Será ainda para muitos uma espécie de Arca de Noé, onde se arrebanham alunos das mais variadas partes para se lhes ensinar história e geografia, matemática e física, em todas as línguas, ou numa língua franca pré - estabelecida.

Será ainda para tantos, o prov idenciar uma educação adequada ao número sempre crescente de alunos marginalizados: a criança imigrante recém chegada que não pode funcionar bem em português, o filho ou filha do homem ou mulher de negócios, euroburocrata, ou diplomata estrangeiro que aqui chega.

Será ainda para quantos a realização da urbs cosmopolita e consciente da variedade e da riqueza da gente de muitas partes.

Todas estas propostas, se bem que parcialmente válidas, não conseguem responder cabalmente aos problemas, ansiedades, e desafios que nos são constantemente lançados. A falta de preparação que caracteriza a nossa tentativa de resposta às exigências do mundo dos nossos dias reflecte-se nos medos e terrores de que falámos há pouco, e que se traduzem quantas vezes na emergência do lado negro da nossa humanidade frágil: nos sentimentos de racismo desumanizante, nos complexos de superioridade e de inferioridade étnicas paralizadores, nos chauvinismos inúteis que dilaceram a temporalidade efémera da nossa existência.

A recuperação do controle da nossa realidade inclui um processo educativo dinâmico que prepare homens e mulheres para uma sociedade onde as hierarquias não sejam tanto hierarquias de poder impositor, mas hierarquias de cooperação, onde as diferenças não sejam motivo de discriminação, mas circunstãncias catalizadoras de desenvolvimento, onde o conceito de unidade não seja sinónimo absoluto de uniformidade. A metáfora da aldeia global parece, pois, bastante apropriada.
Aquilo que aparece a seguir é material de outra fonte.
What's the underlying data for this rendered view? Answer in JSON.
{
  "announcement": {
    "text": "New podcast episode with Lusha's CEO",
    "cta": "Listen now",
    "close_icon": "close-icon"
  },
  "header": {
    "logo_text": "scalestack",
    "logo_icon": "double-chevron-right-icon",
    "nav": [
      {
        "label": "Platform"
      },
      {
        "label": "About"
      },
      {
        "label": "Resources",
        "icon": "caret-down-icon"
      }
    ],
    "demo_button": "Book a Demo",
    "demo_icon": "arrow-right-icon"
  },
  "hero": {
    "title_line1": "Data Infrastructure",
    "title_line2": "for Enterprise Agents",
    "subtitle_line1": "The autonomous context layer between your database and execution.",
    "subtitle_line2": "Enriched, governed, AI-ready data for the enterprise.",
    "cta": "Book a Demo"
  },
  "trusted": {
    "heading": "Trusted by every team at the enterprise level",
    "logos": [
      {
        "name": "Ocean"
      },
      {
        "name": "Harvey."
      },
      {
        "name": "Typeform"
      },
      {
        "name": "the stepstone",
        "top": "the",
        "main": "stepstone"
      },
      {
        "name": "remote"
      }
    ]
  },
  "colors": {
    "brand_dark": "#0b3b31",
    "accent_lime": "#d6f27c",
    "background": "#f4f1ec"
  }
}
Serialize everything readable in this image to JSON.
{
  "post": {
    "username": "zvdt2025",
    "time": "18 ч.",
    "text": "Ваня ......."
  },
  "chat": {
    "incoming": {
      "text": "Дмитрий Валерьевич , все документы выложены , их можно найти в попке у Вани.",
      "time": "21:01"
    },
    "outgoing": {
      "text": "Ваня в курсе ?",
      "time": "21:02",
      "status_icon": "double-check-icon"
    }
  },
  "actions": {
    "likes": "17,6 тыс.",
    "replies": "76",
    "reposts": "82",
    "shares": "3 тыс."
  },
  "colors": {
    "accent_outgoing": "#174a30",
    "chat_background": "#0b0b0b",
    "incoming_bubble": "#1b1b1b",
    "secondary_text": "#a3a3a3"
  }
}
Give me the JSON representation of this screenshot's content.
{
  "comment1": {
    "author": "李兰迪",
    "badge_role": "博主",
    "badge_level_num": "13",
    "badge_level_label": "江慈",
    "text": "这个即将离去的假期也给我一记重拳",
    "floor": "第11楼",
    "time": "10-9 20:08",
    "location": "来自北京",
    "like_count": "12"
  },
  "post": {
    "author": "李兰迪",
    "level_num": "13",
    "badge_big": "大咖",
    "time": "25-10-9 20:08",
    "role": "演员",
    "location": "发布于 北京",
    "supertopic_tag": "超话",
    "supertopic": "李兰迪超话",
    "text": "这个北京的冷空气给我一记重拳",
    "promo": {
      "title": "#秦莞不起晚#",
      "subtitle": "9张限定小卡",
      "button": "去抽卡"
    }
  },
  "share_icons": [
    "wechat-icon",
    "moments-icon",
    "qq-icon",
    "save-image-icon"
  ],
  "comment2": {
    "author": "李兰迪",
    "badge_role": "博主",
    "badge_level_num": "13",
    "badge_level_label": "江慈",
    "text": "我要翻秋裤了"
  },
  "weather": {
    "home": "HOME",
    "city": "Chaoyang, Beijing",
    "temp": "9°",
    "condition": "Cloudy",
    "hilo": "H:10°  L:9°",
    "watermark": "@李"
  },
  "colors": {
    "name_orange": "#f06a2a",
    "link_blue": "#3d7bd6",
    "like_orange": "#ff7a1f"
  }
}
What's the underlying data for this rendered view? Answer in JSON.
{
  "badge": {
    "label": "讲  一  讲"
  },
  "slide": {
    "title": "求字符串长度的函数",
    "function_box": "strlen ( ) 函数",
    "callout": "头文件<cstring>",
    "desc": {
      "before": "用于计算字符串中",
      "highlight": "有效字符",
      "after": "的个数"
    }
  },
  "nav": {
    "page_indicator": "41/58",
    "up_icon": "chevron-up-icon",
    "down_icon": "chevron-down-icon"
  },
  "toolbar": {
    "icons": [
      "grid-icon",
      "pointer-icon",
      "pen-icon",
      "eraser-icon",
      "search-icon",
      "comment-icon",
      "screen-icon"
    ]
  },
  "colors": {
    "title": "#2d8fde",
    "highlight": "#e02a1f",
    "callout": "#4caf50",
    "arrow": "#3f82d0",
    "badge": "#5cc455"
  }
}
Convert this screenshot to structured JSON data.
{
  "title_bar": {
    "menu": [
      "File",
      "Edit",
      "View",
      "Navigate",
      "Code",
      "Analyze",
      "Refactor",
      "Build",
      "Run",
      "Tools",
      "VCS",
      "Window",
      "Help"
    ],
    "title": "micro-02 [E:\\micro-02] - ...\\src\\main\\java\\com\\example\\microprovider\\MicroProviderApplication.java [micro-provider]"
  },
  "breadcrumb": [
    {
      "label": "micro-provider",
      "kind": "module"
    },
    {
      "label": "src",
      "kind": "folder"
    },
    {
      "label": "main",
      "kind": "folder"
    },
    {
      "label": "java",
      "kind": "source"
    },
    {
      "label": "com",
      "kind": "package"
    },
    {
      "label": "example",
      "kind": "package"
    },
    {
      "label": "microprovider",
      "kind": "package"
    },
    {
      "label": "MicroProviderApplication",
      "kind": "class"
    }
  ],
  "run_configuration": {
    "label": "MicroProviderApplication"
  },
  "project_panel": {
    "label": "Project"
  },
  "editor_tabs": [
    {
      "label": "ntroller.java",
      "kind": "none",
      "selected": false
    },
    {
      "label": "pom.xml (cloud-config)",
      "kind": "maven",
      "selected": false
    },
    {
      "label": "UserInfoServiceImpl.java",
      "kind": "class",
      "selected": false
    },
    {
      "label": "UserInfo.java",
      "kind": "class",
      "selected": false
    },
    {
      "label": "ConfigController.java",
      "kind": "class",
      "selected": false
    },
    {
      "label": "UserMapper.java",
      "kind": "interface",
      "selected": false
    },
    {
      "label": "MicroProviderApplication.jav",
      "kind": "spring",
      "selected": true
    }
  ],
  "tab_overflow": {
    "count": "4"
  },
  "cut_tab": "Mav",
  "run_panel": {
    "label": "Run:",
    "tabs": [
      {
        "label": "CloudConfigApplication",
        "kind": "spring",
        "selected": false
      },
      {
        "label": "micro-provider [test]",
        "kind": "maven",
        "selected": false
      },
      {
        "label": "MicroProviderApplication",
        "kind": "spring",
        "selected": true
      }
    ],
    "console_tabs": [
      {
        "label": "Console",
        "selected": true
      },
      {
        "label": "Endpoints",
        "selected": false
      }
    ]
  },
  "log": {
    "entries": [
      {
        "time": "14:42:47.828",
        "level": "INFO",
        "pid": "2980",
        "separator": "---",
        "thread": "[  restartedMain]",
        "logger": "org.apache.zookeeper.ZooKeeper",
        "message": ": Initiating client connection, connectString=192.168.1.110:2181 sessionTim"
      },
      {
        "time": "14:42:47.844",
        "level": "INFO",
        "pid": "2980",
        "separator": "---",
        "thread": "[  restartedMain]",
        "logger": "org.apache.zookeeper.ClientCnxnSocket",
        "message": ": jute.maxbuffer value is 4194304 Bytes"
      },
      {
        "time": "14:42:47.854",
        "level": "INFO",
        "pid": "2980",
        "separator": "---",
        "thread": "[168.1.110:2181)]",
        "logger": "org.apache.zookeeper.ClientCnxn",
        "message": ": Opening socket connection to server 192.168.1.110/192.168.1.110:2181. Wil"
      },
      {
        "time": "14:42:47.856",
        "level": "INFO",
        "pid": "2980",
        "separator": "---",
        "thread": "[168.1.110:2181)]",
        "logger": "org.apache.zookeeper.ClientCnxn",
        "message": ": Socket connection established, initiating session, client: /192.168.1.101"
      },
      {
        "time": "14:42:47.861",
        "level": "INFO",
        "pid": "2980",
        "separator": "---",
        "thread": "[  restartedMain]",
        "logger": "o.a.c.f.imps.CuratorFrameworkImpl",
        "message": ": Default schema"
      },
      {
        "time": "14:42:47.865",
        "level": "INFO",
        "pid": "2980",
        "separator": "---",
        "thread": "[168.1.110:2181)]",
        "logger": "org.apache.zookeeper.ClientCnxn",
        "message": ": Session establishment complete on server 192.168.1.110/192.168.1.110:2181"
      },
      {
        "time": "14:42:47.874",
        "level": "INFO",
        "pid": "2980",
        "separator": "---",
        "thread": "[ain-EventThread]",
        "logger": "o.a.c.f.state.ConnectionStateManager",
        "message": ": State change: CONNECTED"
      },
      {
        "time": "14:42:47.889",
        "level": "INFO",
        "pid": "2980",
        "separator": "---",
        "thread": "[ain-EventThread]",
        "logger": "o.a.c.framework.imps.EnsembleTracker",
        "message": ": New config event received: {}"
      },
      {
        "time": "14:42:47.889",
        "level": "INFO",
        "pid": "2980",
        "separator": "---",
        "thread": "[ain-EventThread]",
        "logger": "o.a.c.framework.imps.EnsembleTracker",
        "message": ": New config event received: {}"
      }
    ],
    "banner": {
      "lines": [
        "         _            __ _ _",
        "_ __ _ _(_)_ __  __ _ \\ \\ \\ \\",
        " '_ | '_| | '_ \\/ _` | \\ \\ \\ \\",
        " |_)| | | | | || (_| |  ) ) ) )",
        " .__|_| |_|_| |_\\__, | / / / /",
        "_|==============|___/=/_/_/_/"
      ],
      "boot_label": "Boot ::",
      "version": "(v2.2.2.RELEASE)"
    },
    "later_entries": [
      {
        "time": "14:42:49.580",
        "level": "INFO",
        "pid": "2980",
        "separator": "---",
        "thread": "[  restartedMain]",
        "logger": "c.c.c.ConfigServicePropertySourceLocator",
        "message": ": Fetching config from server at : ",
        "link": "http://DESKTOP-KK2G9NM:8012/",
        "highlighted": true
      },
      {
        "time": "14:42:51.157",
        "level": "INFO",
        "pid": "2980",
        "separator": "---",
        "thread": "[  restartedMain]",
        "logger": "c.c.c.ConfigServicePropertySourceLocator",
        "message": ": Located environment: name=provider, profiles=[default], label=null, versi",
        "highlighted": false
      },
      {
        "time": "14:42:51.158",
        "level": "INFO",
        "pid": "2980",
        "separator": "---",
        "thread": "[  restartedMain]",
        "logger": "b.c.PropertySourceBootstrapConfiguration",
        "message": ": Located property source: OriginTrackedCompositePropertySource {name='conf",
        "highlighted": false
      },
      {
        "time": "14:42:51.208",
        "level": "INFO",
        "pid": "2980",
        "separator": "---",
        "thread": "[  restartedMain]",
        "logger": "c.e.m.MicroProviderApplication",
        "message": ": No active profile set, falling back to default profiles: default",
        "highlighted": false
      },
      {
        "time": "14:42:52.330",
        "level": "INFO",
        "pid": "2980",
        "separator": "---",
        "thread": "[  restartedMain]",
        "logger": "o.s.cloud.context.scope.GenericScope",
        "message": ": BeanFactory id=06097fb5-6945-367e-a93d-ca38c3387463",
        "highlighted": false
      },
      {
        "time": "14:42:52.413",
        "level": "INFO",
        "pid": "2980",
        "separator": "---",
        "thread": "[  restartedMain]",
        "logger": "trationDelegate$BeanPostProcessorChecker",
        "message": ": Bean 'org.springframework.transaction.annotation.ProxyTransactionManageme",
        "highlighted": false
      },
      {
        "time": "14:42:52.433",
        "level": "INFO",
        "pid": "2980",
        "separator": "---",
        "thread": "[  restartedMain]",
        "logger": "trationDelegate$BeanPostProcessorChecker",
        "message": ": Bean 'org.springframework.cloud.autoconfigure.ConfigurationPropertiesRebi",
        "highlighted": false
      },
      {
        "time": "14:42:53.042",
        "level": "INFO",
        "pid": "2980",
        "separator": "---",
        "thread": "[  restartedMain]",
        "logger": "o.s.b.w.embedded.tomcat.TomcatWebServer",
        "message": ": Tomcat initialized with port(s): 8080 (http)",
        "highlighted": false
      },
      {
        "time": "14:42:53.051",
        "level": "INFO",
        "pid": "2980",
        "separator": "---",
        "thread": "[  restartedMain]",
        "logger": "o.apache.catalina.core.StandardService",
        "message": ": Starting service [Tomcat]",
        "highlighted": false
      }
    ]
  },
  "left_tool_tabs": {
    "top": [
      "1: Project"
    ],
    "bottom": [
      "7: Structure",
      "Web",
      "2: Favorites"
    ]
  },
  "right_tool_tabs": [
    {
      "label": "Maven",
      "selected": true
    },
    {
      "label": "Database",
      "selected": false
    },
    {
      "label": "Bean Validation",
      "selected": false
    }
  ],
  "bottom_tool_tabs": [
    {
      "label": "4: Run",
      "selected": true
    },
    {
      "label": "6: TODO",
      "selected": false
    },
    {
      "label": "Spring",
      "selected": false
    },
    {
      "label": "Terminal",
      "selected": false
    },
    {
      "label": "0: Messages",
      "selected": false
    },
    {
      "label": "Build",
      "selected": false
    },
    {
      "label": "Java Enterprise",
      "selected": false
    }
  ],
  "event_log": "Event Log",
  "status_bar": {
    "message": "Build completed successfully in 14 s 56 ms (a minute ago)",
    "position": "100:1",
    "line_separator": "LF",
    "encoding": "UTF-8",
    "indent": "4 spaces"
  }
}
Uma aldeia não se caracteriza por pessoas - cópias umas das outras. Antes, cada aldeão, cada membro da comunidade, tem uma fisionomia única, ocupa um lugar bem definido, possui uma personalidade, ao mesmo tempo, distinta e socialmente viável. A aldeia, ao invés da cidade, coopera mais do que compete, e o seu progresso é geralmente o resultado dum esforço comum. Quer isto dizer, que o mundo do futuro vai ser a Nova Jerusalém, a Civitas Dei, a sociedade utópica revisitada? Claro que não. O que é certo, é que o mundo, tal qual o conhecemos, já não é mais. Em seu lugar há algo de diferente, que, no fazer da história, nós criámos. Esse acto de criação, se bem que autêntico, não é aparentemente percebível.

E porquê?

A visão paradigmática que nos últimos trezentos anos nos tem servido de instrumento ordenador da realidade, é altamente impessoal e mecanicista. O problema fundamental do século XVII caracterizava - se pela preocupação com a noção de ordem, quer intelectual, quer social. O mundo era concebido como um conjunto de forças em competição constante, exigindo, por isso, o estabelecimento de ordem para que a harmonia reinasse e o progresso fruísse.

Este paradigma, cuja metáfora reveladora é a noção de máquina, crismado por Joanna Macy de "patriarcal", por Don Oliver de "modernidade" e por Richard Katz de "paradigma da escassez," inclui também  o conceito de causa única - efeito único, com a inferência de que todas as relações humanas são percebidas como ocorrendo numa progressão linear de causa e efeito. Para além das ciências sociais, este paradigma informou até muito recentemente toda a metodologia das ciências modernas. Seth Kreisberg, num brilhante estudo sobre este assunto, diz o seguinte:

A visão duma sociedade constituída por entidades separadas e competidoras, reforça, ou talvez cria, a noção de que poder significa defesas fortes, invulnerabilidade, inflexibilidade, em resumo, domínio. O poder consiste em entidades separadas lutando entre si por fortalecimento, controle, superioridade, e pelos seus interesses próprios.

Este conceito de poder,  - poder¬impositor (em inglês, "power over"), enunciado na época moderna por Hobbes e continuado por Max Weber, Bertrand Russell e outros, parece relacionado com formas menos desenvolvidas de relacionamento humano, e tem servido de justificação moral a muitos actos de agressão política e social. No modelo mecanicista, qualquer tentativa de prevença-o da desordem, ou de restauração da ordem, é considerada como "boa", dado que tal esforço é exercido para a realização do bem último da comunidade.

O bem último da comunidade não é, todavia, o resultado dum consenso estabelecido por uma sociedade dinâmica. No modelo mecanicista, o bem último da sociedade é um conceito estático e prescrito.

As nossas escolas funcionam ainda de acordo com este modelo. A função educacional é concebida como um aglomerado de elementos distintos: professores que sabem e que ensinam, alunos que não sabem e que aprendem, administradores que sabem mais do que ninguém e que mandam. O currículo, prescrito e intocável, passa do professor para o aluno como um testamento bíblico a ser ditado, recolhido, e reproduzido pontualmente Qualquer desvio desta norma é considerado como um acto mais ou menos subversivo, merecedor de correção e de castigo.

Professores e alunos são assim considerados como entidades competidoras a serem mediadas pelo currículo. Daí que na escola tradicional qualquer reforma significa , acima de tudo, uma revisão curricular, ou, quando muito, uma revisão da hierarquia. A análise das relações entre as diferentes entidades raramente é concebida em termos horizontais: a piramide permanece, neste modelo, como a figura gráfica desse relacionamento.